An apple orchard that was planted over 20 years ago has been given a new lease of life by an apple enthusiast student.
The 40 tree strong orchard has been a familiar site for staff and students at Duchy College Rosewarne for the last two decades and now, on the campus’ silver anniversary, 25 new trees have been planted.
Andrew Gunderson, Lecturer in horticulture, has been a staff member at the Rosewarne campus for 23 years and recalls “when we started looking after the 40 tree orchard there was no shelter built to protect them”.
“We have constructed artificial barriers and nurtured them so we can get the most out of the 20 different varieties,” he continued.

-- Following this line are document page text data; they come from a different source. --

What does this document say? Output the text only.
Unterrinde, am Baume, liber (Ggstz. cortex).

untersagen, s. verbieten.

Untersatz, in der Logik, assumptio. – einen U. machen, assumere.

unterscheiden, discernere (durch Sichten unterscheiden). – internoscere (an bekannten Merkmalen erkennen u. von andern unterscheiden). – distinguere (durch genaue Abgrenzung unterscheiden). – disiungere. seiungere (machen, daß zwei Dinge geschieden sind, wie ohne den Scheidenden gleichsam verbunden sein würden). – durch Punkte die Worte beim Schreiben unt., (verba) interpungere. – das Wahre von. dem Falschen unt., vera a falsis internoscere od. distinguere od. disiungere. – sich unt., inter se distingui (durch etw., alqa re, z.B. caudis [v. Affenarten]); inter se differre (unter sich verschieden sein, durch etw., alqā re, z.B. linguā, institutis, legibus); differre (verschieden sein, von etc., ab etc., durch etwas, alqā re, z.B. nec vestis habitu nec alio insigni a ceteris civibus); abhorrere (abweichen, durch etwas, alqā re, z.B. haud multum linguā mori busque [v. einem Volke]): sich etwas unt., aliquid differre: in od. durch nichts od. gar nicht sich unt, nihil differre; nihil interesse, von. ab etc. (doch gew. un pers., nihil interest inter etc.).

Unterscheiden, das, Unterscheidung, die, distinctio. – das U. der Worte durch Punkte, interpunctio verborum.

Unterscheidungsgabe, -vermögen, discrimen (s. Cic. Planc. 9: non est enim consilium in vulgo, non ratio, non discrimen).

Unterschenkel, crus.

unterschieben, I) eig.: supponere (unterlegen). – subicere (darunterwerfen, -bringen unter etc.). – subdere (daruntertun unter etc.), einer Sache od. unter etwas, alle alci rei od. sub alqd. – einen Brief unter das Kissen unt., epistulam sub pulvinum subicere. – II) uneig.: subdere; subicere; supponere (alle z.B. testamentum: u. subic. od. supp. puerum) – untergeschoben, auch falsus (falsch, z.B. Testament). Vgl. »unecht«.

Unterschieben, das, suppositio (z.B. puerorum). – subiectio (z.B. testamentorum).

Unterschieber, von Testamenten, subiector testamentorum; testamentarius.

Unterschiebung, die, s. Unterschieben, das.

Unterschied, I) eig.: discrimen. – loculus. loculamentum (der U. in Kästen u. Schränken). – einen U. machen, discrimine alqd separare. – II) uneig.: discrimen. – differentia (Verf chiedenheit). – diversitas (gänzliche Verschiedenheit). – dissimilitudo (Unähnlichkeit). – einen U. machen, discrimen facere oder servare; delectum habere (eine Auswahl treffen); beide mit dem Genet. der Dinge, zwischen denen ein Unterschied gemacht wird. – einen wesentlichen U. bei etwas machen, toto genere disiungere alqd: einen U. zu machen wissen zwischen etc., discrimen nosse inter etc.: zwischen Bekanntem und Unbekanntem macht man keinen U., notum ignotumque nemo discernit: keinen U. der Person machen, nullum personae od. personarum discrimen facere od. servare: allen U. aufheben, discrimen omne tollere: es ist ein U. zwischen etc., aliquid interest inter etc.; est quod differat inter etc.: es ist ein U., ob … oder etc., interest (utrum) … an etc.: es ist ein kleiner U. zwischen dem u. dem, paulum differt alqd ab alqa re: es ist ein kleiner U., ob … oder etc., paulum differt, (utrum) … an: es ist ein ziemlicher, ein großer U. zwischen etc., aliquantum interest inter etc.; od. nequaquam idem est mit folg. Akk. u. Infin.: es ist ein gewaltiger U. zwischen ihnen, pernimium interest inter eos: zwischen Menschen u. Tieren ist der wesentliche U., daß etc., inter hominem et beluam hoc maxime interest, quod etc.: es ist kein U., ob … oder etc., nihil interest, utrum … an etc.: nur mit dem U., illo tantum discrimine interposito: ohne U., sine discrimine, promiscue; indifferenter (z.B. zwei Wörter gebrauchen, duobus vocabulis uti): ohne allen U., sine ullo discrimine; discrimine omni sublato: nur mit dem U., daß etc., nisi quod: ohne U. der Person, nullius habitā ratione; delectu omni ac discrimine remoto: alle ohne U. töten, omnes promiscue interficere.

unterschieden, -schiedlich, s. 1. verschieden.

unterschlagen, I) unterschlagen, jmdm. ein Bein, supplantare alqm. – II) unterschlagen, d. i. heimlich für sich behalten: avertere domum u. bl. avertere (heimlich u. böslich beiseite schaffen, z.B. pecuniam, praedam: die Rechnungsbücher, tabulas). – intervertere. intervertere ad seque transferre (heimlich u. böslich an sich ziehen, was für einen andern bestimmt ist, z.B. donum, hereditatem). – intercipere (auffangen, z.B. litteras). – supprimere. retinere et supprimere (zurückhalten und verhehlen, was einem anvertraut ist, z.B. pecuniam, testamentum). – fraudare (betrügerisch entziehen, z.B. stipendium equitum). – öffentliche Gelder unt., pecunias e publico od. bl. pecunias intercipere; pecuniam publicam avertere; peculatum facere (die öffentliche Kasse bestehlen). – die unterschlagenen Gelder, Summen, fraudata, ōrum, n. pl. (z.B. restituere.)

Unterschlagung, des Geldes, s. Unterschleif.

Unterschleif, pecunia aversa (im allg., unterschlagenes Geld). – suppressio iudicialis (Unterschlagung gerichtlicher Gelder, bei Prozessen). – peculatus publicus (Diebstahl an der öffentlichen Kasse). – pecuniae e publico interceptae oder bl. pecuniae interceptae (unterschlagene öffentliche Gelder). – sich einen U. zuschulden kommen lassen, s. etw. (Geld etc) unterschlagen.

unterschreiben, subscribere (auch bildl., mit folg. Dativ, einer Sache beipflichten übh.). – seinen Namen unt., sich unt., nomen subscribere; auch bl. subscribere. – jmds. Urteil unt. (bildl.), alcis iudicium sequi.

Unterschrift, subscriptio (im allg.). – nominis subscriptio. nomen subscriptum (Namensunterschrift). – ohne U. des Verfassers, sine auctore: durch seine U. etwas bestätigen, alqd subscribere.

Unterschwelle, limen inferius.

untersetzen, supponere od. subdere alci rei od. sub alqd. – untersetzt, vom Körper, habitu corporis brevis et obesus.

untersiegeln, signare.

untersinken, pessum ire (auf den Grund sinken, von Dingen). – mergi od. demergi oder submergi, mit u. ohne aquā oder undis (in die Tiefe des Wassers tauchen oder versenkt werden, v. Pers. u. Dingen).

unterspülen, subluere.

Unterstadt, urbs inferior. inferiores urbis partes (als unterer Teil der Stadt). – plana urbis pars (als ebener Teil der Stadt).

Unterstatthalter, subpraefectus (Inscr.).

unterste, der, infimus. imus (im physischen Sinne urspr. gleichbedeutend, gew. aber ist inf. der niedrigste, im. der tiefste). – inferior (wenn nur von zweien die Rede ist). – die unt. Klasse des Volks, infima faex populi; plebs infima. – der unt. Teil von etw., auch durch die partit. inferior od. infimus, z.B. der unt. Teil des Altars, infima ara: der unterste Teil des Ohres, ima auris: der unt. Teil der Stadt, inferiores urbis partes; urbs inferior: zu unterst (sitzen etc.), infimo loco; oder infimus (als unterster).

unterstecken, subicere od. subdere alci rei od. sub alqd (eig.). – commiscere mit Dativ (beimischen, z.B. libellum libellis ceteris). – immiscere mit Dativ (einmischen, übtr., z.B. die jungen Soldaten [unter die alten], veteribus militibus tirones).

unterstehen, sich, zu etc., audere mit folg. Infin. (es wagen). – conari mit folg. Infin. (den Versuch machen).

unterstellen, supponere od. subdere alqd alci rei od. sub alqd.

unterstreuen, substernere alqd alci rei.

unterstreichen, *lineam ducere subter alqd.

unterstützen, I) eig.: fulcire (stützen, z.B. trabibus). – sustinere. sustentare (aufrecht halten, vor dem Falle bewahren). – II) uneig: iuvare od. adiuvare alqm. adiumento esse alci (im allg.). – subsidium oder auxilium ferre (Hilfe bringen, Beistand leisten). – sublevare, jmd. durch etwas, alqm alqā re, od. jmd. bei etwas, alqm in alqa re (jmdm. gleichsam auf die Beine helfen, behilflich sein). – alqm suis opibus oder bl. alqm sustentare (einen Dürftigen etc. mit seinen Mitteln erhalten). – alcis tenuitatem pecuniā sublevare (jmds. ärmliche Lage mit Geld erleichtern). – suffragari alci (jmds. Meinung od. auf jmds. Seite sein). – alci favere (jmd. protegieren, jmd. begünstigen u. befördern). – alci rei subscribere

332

“However, the orchard is starting to decline in productivity and we needed to give it a new lease of life.”
With an amazing staff and student skillset on campus, Duchy were able to utilise the skill and passion of one of the mature horticulture students. Sally Pyner, 46 from Kehelland, is studying Practical Horticulture RHS Certificate Level 3 and studies one day a week whilst working at Kehelland Trust.
Sally has a passion for heritage apples and has spent a large proportion of her time recently hand grafting the apple trees that have just arrived on campus.
“Grafting is fairly labour intensive and certainly takes its toll on our knuckles and arm muscles,” she explained.
“We have discovered it is a job that is far more successful for us when done by hand using a grafting knife; it is a really satisfying skill to learn.”
Twenty five new, hand grafted trees were sourced from Kehelland Trust and include varieties that thrive in the typical Cornish weather including Bens Red, Manaccan Primrose and Venus Pippin.
“It was a real joy to hear that Duchy wanted to plant some of our grafted trees and to be a part of the team of students that planted it has been an added bonus,” Sally continued.
Sally, who has worked at Kehelland since 2002, started her RHS course in September after acquiring a wealth of experience in horticulture over the last 15 years.
Hesitant at first about returning to study, she wanted to fill gaps that she had in her knowledge and gain confidence in planting.
“The course’s hands-on experiences and learning are great, and gaining this qualification will help give me the confidence and skills to help me expand the horticultural business at Kehelland,” she said.
“This will further the charity’s objectives of supporting and training young people and adults with Disabilities within a horticultural setting.”
The apples harvested from the orchard every year go into making Rosewarne Orchard pressed apple juice. The bottles are for sale at the campus’ reception at £3.50 for a 750ml bottle.